Wednesday, September 24, 2025

How the Irish became the most knowledgeable race on earth

  The Salmon in the Spring, the Hazel and the Hermit


Into an open gob the hazelnuts fell,

so that over the years the salmon grew

into a colossus.

A day came when one fell and devoured

the very instant of  dimpling the surface,

it caused the salmon to spew from its intestines

the knowledge of a thousand years

that cascaded downhill

over the shilling bright stones,

through the ignorant meadows to the lake,

where it became part of the ever-turning

cycle of life, in water, weed and silt.


A hermit, who lived by the lake,

dousing his face, drank some of this potion

and was instantly replete.

In time a hazel took root in his belly

and he convulsed

so that the stones unearthed by his flailing feet

filled the lake

and sent its waters flooding out

onto to the plain where the people lived;

so they, too, in their turn, drank;

and by this means knowledge and poetry spread

from the time that was before

to the times now and those yet to come


And  that, dear frends, is how the Irish became

the wisest, savviest race on earth.

Tuesday, September 23, 2025

Karst Man

 

When I tell you, the man who lives on those hills is made

of the same karst he stands on,

that butts through the thin cover of his fields;

that he and his forefathers, back to neolithic times, 

used to construct the walls, their net on the landscape; 

it’s not a poetic conceit.

I have seen him standing in spring-limpid sunlight,

his legs and arms a trellis for briar and blackthorn;

a perch for robin, chaffinch and stonechat;

I tell you, it was the place that coded his DNA; 

to the spring water of his eyes, gently sloping fields of his voice,

subterranean streams of  his belonging. 






Wednesday, September 17, 2025

It was the snow

 

that brought me back,

its peace and space;


refinding myself

in its absence of clutter.


With each new fall

more deeply cleansed;


the world simplified,

a fresh start.


Tuesday, September 16, 2025

A Book from Stone

 

Well, not really.
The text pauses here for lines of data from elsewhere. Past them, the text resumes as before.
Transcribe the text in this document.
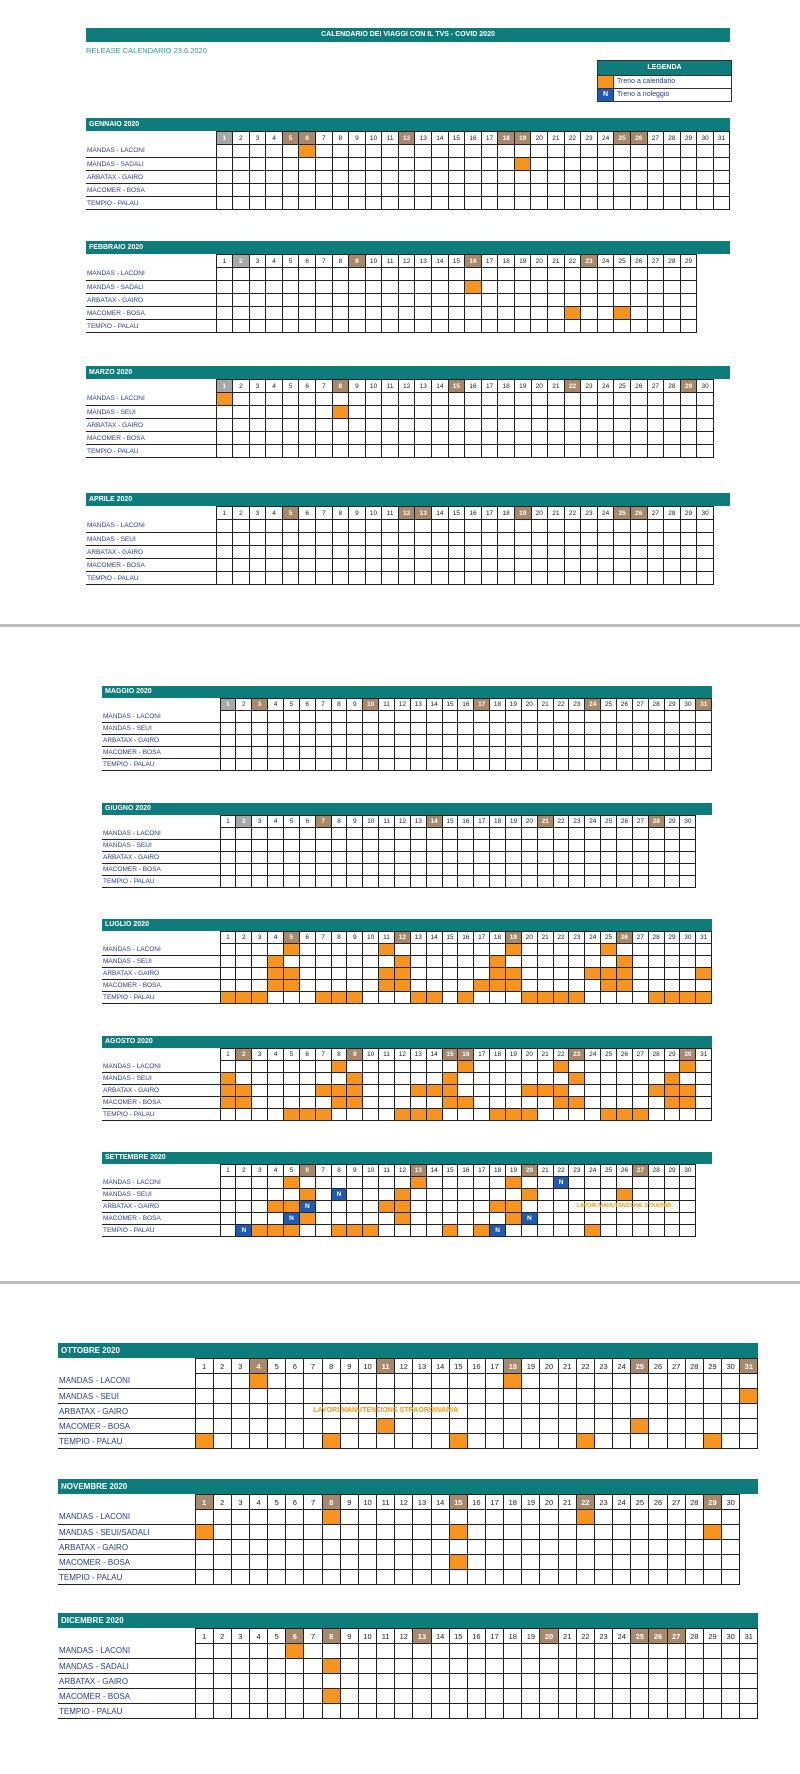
CALENDARIO DEI VIAGGI CON IL TVS - COVID 2020
RELEASE CALENDARIO 23.6.2020
LEGENDA
Treno a calendario
N	Treno a noleggio
GENNAIO 2020
	1	2	3	4	5	6	7	8	9	10	11	12	13	14	15	16	17	18	19	20	21	22	23	24	25	26	27	28	29	30	31
MANDAS - LACONI																															
MANDAS - SADALI																															
ARBATAX - GAIRO																															
MACOMER - BOSA																															
TEMPIO - PALAU																															
FEBBRAIO 2020
	1	2	3	4	5	6	7	8	9	10	11	12	13	14	15	16	17	18	19	20	21	22	23	24	25	26	27	28	29		
MANDAS - LACONI																															
MANDAS - SADALI																															
ARBATAX - GAIRO																															
MACOMER - BOSA																															
TEMPIO - PALAU																															
MARZO 2020
	1	2	3	4	5	6	7	8	9	10	11	12	13	14	15	16	17	18	19	20	21	22	23	24	25	26	27	28	29	30	
MANDAS - LACONI																															
MANDAS - SEUI																															
ARBATAX - GAIRO																															
MACOMER - BOSA																															
TEMPIO - PALAU																															
APRILE 2020
	1	2	3	4	5	6	7	8	9	10	11	12	13	14	15	16	17	18	19	20	21	22	23	24	25	26	27	28	29	30	
MANDAS - LACONI																															
MANDAS - SEUI																															
ARBATAX - GAIRO																															
MACOMER - BOSA																															
TEMPIO - PALAU																															
MAGGIO 2020
	1	2	3	4	5	6	7	8	9	10	11	12	13	14	15	16	17	18	19	20	21	22	23	24	25	26	27	28	29	30	31
MANDAS - LACONI																															
MANDAS - SEUI																															
ARBATAX - GAIRO																															
MACOMER - BOSA																															
TEMPIO - PALAU																															
GIUGNO 2020
	1	2	3	4	5	6	7	8	9	10	11	12	13	14	15	16	17	18	19	20	21	22	23	24	25	26	27	28	29	30	
MANDAS - LACONI																															
MANDAS - SEUI																															
ARBATAX - GAIRO																															
MACOMER - BOSA																															
TEMPIO - PALAU																															
LUGLIO 2020
	1	2	3	4	5	6	7	8	9	10	11	12	13	14	15	16	17	18	19	20	21	22	23	24	25	26	27	28	29	30	31
MANDAS - LACONI																															
MANDAS - SEUI																															
ARBATAX - GAIRO																															
MACOMER - BOSA																															
TEMPIO - PALAU																															
AGOSTO 2020
	1	2	3	4	5	6	7	8	9	10	11	12	13	14	15	16	17	18	19	20	21	22	23	24	25	26	27	28	29	30	31
MANDAS - LACONI																															
MANDAS - SEUI																															
ARBATAX - GAIRO																															
MACOMER - BOSA																															
TEMPIO - PALAU																															
SETTEMBRE 2020
LAVORI MANUTENZIONE STRAORD.
	1	2	3	4	5	6	7	8	9	10	11	12	13	14	15	16	17	18	19	20	21	22	23	24	25	26	27	28	29	30	
MANDAS - LACONI																						N									
MANDAS - SEUI								N																							
ARBATAX - GAIRO						N																									
MACOMER - BOSA					N															N											
TEMPIO - PALAU		N																N													
OTTOBRE 2020
LAVORI MANUTENZIONE STRAORDINARIA
	1	2	3	4	5	6	7	8	9	10	11	12	13	14	15	16	17	18	19	20	21	22	23	24	25	26	27	28	29	30	31
MANDAS - LACONI																															
MANDAS - SEUI																															
ARBATAX - GAIRO																															
MACOMER - BOSA																															
TEMPIO - PALAU																															
NOVEMBRE 2020
	1	2	3	4	5	6	7	8	9	10	11	12	13	14	15	16	17	18	19	20	21	22	23	24	25	26	27	28	29	30	
MANDAS - LACONI																															
MANDAS - SEUI/SADALI																															
ARBATAX - GAIRO																															
MACOMER - BOSA																															
TEMPIO - PALAU																															
DICEMBRE 2020
	1	2	3	4	5	6	7	8	9	10	11	12	13	14	15	16	17	18	19	20	21	22	23	24	25	26	27	28	29	30	31
MANDAS - LACONI																															
MANDAS - SADALI																															
ARBATAX - GAIRO																															
MACOMER - BOSA																															
TEMPIO - PALAU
But sometimes it feels that way.

I keep the blog to amass poems. Publishing online keeps me at it; knowing that there are readers out there gives me impetus. 

There comes a point when I have to decide there's enough to carve out a collection; I've been deferring; editing is a chore and there is a serious amount of editing to be done to re-shape these poems for a book publication. But now is the time. I have about six years of material, poems that have been produced like diary entries. I will disregard about 80% of them and spend, perhaps a year, maybe more, getting the rest into a shape that I am happy to have representing me. Somehow a book seems to demand a level of care that the blog doesn't; I  hope that's isn't an insult to regular readers.

I mention it because, though I do post newer drafts of poems on the blog, there'll be more now as I rework the pieces. I don't tend to get feedack but feel free if you feel the urge; for now, though, I have to address this chunk of stone.

 


Saturday, September 13, 2025

Laid Out

 



It’s often the hands

locked and clawed

that snag the eyes.



Now yours,

so recently warm,

bound in rosary beads;

already a statue’s.

Friday, September 5, 2025

Bog

 







Bog


Sinking into the soft mire, spagnum sponge;

ooze rising inches above my feet: beer brown,

freezing cold. I take a handful and squeeze;

water, so much water drains through my fingers;

I slap away the fresh vegetation; hold my hands

to my nose, am filled with the smell of fertile earth.


Heathers, mosses, sedge and bog cotton;

a wilderness, once a lake, its margins still visible:

green fields and farm houses away in the distance:

Here, in the realm of insects, plants that devour them,

sundews and butterworts, their killer genes expressed

in the mucillage, tentacles, in the traps of their leaves.


And down, down beneath my feet, rich black turf:

countless years of heat, insulation: walls and roofing;

from bountiful earth fuel from the growth of millennia.

There too, the preserved remains of the past: old roads,

wooden tracks, submerged walls, jewelery, weapons, tools;

bodies wearing facial expressions that have defied time.